Think of it as GTASMR, or in this case GTAVSMR

I’ve been doing a lot of research these past few years into field recordings, those of both the natural environment and the built environment. Bridging, in a manner of speaking, the gap between the two respective realms are the environmental sounds that fill video games, virtual reality, and the like. They are artificially created yet intended to give the impact of something real, something heightened or extrapolated, something — to use the ubiquitous term — immersive. Many of these high-definition sonic studio concoctions are derived from actual field recordings, while others are produced more synthetically. Such recordings are, of course, intended to be experienced in a given context.

However, as with the one heard (and seen) below, in which a driver navigates the nighttime streets of the 2013 game Grand Theft Auto V, there is a large and growing audience for prerecorded video game experiences, and though they are, inherently, audio-visual, many of these fan recordings are couched in sonic terms, like “ASMR” and as “sleep aids.” There is something lulling, indeed, to this city drive, which the title informs us has “NO LOOPS” — which is to say, it is a constant, non-repeating stream of different journeys around the open world of the video game, courtesy of the channel named Video Game Weather ASMR. It is also, per the functional title, eight hours long. The primary things I found myself listening to are the car engines and the rain, and I found myself listening for variations therein. Your mileage may vary. I recommend starting at the beginning and then checking out the different scenarios, each from the point of view of a different driver/character in the game. There is a clickable table of contents to the video, helping situate you should you want to know where you are — or more to the point, who you are — at a given moment.

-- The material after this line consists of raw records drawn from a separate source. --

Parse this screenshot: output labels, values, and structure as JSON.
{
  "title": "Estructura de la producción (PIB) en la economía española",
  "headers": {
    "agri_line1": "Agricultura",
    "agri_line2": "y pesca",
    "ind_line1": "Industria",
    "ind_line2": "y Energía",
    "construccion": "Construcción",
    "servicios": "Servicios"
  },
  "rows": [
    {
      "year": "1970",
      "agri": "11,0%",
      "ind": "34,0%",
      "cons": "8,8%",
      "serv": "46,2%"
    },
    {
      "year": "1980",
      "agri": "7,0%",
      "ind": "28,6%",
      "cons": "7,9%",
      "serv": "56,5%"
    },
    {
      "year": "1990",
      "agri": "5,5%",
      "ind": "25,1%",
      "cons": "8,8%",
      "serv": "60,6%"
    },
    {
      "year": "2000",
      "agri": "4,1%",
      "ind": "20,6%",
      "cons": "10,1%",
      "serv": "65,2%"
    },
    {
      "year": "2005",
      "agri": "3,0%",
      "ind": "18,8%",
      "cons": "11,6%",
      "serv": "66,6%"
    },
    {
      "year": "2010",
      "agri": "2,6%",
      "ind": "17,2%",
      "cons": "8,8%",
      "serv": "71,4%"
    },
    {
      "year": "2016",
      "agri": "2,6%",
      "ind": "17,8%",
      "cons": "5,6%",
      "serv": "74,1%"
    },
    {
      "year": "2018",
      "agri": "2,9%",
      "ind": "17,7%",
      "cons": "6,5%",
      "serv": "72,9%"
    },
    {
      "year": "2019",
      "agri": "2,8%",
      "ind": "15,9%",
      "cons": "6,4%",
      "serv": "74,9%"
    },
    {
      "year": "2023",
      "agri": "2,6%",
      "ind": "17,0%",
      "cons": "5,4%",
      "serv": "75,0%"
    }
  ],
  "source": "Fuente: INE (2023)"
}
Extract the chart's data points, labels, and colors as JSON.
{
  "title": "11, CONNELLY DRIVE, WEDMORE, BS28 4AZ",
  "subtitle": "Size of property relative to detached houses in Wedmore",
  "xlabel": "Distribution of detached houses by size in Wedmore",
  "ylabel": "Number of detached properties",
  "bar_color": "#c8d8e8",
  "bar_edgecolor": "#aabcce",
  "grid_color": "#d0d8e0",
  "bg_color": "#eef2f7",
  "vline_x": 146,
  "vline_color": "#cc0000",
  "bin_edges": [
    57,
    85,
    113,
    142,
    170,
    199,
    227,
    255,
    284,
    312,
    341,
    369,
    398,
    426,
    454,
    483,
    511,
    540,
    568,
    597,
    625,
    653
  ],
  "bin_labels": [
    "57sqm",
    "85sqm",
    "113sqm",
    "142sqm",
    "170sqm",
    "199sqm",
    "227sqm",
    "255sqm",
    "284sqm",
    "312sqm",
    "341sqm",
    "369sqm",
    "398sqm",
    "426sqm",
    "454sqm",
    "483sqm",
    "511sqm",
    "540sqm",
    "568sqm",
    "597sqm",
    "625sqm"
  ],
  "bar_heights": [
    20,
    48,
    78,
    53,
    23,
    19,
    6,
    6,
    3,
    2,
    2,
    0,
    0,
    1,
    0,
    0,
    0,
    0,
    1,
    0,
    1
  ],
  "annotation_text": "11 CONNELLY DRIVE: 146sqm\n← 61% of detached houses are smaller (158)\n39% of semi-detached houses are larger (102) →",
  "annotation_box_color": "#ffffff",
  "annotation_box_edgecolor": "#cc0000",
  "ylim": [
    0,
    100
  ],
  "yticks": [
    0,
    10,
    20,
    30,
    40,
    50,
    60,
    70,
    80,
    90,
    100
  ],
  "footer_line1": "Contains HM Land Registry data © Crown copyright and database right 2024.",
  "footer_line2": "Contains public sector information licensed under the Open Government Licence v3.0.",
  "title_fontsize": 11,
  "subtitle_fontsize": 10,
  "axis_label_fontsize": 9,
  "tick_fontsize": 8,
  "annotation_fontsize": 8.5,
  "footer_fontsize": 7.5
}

This is excerpted from the Friday, November 8, Listening Post (0026) issue of my This Week in Sound email newsletter.

AE, Matey

Some context on the recent Autechre motherlode

The British duo Autechre traffic in abstract music that veers between abstract sound design and challenging club music, which is to say they record what is known as IDM, and this past week they did what they seem to do every few years, which is to unleash an ungodly amount of their music out of the blue all at once. For background: There was the four-hour-plus elseq 1-5 in 2016, and the eight-hour NTS Sessions 1–4 two years after that. And of course, way back in 2015, there were the 28 hours of music comprised by AE_LIVE. Oh, and the nearly eight-hour AE_LIVE 2016/2018 in 2018. Bringing us up to the present: In 2023 Autechre released 7 full sets, packaged as AE_LIVE 2022–, from a tour that occurred mostly the year preceding, and then this week, rather than create a new catch-all title, they simply added another dozen sets from 2023 and 2024, bringing AE_LIVE 2022– (the hyphen still open, no end in sight) to a total of 19 sets, or nearly 23 hours of music. It’s a lot. Like, a lot, even on its own, and especially in the broader context of these 2001-ish monoliths, not to mention their studio recordings and other work. As I’ve done in the past, I’m going to try to tackle — and almost certainly fail — this motherlode by doing so in plain sight, keeping a listening diary rolling in public. It’s at disquiet.com/autechre_live_2024. Now, the point of this Listening Post series is to help pick out items in the vast miasma (sorry, I’m in the midst of reading Neal Stephenson’s new novel, Polostan) of modern music. I’d suggest starting off with AE_MADRID_100424. (I can’t embed it here, but you can check it out at autechre.warp.net.)